Beane is so centralized as Moneyball's main figure that Brand basically just seems like his sidekick, and it may have helped to get a bit more insight into Brand's feelings at seeing his theories actually being applied by a Major League team. The film also seems to be missing a payoff scene between Beane and Howe where Howe begrudgingly admits that his boss had a point. (Though, since Howe actually didn't return to manage the A's in 2003, perhaps such a scene would've been a total invention.) Hoffman makes the most out of the role, but the Howe character is incomplete enough that it seems a waste of a gifted actor like Hoffman, who won an Oscar when he was last directed by Miller in 2005's Capote.

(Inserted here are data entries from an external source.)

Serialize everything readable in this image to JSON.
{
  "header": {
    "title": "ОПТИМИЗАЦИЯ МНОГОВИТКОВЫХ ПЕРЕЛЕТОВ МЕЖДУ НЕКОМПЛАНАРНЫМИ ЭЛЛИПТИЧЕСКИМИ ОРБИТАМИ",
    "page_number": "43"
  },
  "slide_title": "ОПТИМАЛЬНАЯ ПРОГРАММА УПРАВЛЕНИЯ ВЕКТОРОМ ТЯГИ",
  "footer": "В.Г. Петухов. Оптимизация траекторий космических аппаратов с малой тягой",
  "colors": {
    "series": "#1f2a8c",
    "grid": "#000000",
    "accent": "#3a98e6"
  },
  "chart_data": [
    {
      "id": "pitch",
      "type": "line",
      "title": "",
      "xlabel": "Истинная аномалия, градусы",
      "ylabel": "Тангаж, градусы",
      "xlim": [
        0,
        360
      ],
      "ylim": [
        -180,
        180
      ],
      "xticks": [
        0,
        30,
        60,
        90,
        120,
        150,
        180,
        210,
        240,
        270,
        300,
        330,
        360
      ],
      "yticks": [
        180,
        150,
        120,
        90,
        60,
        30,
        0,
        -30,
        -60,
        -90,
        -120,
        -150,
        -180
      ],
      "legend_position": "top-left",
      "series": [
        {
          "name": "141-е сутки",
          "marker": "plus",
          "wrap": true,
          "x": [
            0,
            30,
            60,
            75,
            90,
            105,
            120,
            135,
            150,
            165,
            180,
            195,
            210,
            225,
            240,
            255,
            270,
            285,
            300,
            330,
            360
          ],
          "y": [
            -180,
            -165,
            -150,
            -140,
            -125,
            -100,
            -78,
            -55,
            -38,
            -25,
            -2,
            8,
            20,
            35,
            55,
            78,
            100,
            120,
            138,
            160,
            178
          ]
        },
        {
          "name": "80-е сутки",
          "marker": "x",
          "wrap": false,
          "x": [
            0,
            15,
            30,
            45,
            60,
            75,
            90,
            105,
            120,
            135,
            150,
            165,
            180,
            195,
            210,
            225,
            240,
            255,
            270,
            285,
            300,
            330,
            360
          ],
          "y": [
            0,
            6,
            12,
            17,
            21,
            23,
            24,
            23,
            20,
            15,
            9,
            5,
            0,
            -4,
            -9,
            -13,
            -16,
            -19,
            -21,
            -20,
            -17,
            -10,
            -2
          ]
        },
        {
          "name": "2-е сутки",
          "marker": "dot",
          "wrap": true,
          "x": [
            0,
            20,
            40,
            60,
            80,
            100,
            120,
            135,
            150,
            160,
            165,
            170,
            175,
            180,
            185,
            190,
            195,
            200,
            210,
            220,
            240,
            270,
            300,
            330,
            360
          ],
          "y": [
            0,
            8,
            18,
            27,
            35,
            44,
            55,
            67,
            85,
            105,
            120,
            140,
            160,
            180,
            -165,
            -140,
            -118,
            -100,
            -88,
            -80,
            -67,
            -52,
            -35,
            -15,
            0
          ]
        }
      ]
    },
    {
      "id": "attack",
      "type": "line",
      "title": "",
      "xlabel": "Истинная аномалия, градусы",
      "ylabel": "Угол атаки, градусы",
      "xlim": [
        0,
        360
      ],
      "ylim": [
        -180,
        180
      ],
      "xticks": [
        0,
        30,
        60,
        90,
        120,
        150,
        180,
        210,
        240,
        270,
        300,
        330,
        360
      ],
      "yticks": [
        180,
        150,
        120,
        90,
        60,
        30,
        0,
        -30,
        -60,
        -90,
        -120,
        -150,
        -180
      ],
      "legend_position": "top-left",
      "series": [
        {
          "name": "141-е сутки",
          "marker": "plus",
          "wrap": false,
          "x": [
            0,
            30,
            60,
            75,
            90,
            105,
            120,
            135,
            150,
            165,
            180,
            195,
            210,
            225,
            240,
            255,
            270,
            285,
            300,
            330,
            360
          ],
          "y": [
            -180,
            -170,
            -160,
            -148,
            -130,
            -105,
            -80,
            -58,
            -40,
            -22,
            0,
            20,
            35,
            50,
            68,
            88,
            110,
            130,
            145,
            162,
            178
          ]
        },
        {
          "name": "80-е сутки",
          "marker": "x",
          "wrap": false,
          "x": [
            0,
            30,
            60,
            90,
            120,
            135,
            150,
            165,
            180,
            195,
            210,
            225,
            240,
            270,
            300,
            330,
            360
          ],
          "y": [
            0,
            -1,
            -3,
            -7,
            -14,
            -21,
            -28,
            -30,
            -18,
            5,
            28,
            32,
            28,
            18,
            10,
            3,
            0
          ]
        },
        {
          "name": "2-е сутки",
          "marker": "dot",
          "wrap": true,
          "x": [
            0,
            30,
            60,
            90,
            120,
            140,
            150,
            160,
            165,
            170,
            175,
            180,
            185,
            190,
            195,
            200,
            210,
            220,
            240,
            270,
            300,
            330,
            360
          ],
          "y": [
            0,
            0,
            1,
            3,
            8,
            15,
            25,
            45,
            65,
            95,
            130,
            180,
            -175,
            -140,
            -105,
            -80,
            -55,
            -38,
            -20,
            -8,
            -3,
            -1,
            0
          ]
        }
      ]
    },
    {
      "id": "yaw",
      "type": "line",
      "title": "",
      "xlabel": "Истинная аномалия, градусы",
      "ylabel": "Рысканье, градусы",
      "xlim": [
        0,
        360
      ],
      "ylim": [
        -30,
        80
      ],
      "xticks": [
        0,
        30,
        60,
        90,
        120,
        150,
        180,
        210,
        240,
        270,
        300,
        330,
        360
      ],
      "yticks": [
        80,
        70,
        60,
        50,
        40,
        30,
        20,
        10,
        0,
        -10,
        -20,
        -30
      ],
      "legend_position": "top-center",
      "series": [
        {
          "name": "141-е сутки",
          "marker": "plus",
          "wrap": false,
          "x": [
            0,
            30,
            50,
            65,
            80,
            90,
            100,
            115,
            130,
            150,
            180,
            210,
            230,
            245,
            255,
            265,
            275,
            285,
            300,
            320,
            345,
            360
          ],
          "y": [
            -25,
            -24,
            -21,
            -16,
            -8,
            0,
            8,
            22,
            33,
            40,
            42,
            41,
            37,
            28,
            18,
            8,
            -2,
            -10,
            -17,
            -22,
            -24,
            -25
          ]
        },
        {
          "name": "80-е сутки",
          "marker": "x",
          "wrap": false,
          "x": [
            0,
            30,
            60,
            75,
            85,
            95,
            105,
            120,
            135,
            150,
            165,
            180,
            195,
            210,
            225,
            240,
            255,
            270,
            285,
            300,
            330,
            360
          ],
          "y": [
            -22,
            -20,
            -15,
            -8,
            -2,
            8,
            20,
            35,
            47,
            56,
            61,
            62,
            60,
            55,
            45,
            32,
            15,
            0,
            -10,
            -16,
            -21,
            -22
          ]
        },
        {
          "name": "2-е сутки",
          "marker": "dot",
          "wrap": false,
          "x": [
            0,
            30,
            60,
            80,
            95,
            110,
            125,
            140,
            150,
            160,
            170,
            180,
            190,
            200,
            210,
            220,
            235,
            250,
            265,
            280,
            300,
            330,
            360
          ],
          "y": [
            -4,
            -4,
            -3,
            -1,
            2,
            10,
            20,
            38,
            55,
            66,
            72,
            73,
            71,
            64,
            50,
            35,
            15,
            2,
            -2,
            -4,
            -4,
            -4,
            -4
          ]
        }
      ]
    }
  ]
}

The film does well by its baseball scenes, in part because several of the actors portraying the A's are former major and minor leaguers, most notably Royce Clayton as Tejada. Moneyball generates some amusing tension from a scene where Beane and Brand are trying to negotiate a trade for Ricardo Rincon, which baseball fans may find comical given the relatively low stakes of picking up a reliever at the trade deadline. Nevertheless, the scene is a (very simplified) example of the mindgames that GMs often use on each other in negotiations.
Those expecting a documentary about the 2002 Oakland A's will be disappointed by Moneyball, as will those who value the opinions of baseball scouts, given how harshly the old-timer scouts are depicted. That said, Moneyball succeeds at its basic goal of delivering an entertaining story and making in-depth statistical analysis understandable and relatable to audiences that might barely understand balls and strikes. And, to boot, this character study of an impassioned, small-market GM may gain some unintentional comedy points if the real Billy Beane ends up as the general manager of the Cubs.